Hello, greatis, you wrote: G> who Can explain current process of signing of drivers for Windows 10? 1.  the driver (in old WDK or in new - it is not important). 2. By means of a ddf-file and the utility makecab you generate.cab-archive (inside also there should be a.inf-file). 3. You sign.cab-archive the EV-certificate. 4. You send.cab-archive on a portal. 5. It is necessary to wait some time, it is normal minutes 15-20. 6. You download signed MS the driver. For Windows 8.1 and older systems it is necessary to sign on-starinke, i.e. with to sign itself.sys or.cat the cross connect-certificate through signtool.exe. Or it is possible to try to transit HLK-tests for the driver. I transited these tests for FS-minifilters, occupies it of the order of 15 hours. But basically, anything difficult, especially after the first time

6

Re: Who can explain current process of signing of drivers for Windows 10?

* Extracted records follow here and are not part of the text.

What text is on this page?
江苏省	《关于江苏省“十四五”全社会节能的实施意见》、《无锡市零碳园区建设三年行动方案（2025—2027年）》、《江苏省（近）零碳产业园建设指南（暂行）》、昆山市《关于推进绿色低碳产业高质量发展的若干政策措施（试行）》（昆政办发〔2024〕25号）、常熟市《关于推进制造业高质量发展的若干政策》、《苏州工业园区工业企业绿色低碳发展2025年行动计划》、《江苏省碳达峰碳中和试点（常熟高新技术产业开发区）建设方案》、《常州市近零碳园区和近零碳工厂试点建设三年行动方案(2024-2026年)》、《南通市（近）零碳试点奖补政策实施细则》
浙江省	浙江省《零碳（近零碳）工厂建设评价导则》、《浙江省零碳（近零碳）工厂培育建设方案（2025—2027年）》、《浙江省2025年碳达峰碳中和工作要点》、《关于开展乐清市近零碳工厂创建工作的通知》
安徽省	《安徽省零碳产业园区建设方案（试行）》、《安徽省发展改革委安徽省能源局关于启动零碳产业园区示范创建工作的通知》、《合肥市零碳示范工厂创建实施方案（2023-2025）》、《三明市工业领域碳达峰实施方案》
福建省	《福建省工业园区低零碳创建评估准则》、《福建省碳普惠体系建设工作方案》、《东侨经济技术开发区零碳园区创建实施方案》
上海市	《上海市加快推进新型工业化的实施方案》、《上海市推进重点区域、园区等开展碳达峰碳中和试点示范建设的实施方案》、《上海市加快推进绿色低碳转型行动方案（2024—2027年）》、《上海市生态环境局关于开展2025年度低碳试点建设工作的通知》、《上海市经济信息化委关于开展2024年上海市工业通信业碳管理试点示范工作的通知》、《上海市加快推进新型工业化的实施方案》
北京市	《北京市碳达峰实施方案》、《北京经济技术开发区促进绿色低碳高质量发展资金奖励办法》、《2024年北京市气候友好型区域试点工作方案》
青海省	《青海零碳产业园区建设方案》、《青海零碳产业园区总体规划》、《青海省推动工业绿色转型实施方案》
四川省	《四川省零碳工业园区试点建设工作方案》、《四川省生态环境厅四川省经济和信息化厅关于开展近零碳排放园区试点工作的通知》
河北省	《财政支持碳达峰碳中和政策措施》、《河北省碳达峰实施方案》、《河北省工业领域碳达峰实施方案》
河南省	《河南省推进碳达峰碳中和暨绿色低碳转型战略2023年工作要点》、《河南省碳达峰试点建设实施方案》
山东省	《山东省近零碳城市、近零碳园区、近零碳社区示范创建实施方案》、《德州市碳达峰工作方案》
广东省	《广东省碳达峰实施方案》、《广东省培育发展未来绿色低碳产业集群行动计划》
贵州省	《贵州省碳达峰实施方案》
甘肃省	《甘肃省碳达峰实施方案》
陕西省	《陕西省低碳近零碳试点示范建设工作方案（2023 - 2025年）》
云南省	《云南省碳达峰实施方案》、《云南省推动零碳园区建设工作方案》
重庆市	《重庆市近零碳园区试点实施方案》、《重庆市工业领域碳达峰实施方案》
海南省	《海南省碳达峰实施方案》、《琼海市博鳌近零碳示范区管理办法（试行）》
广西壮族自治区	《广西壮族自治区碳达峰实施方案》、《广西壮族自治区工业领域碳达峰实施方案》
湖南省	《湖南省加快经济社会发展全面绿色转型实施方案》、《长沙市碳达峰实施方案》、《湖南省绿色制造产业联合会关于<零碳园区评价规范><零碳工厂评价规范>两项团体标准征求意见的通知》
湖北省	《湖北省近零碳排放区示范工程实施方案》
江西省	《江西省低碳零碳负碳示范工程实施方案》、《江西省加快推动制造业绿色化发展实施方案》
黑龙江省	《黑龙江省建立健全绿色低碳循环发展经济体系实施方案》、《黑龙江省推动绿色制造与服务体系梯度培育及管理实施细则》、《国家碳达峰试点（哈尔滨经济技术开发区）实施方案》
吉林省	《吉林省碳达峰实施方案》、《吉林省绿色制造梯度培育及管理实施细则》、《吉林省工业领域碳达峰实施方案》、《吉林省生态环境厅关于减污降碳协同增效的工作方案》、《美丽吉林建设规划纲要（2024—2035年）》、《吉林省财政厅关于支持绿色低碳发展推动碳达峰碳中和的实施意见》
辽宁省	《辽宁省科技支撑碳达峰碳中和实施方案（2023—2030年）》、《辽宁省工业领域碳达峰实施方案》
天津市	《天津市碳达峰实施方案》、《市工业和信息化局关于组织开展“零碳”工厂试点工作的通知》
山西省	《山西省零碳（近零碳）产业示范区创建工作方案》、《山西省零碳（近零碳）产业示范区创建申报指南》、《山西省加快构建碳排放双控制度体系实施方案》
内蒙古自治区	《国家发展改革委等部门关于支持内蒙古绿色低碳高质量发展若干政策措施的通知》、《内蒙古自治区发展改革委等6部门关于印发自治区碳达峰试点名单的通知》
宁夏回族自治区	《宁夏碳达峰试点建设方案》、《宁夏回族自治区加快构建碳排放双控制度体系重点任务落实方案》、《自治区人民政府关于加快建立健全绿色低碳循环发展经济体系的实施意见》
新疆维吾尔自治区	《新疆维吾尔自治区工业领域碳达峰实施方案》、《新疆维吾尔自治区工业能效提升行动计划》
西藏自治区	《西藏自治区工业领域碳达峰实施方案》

Hello, okman, you wrote: Thanks for the help! It's a go. O> hello, greatis, you wrote: O> For Windows 8.1 and older systems it is necessary to sign on-starinke, i.e. with to sign itself O>.sys or.cat the cross connect-certificate through signtool.exe. I.e. it is necessary to have some copies of a file signed differently and to check correspondence of Windows version and the driver signature? And if not that is delivered. BSOD? Or it refuses to be put? O> or it is possible to try to transit HLK-tests for the driver. I transited these tests for FS-minifilters, O> occupies it of the order of 15 hours. But basically, anything difficult, especially after the first time I Will try.

7

Re: Who can explain current process of signing of drivers for Windows 10?

Hello, greatis, you wrote: G> I.e. it is necessary to have some copies of a file signed differently and to check correspondence of Windows version and the driver signature? Yes. Or to use dual signing, i.e. at first to sign a file on-starinke (cross signing) and then to send it on a portal therefore it receives the second signature (attestation signing). G> And if not that is delivered. BSOD? Or it refuses to be put? It refuses to be put.

8

Re: Who can explain current process of signing of drivers for Windows 10?

Hello, okman, you wrote: O> Or to use dual signing, i.e. at first to sign a file on-starinke (cross signing), and O> then to send it on a portal therefore it receives the second signature (attestation signing). To me it did not help to provide setting simultaneously under all 6.x and to ten. In ten it is put without questions, and in 7-8.1 swears on an improper platform. Got out, using the second pair INF/CAT signed by the certificate, with the same SYS-files signed by the double signature.

9

Re: Who can explain current process of signing of drivers for Windows 10?

All thanks for the help! Understood.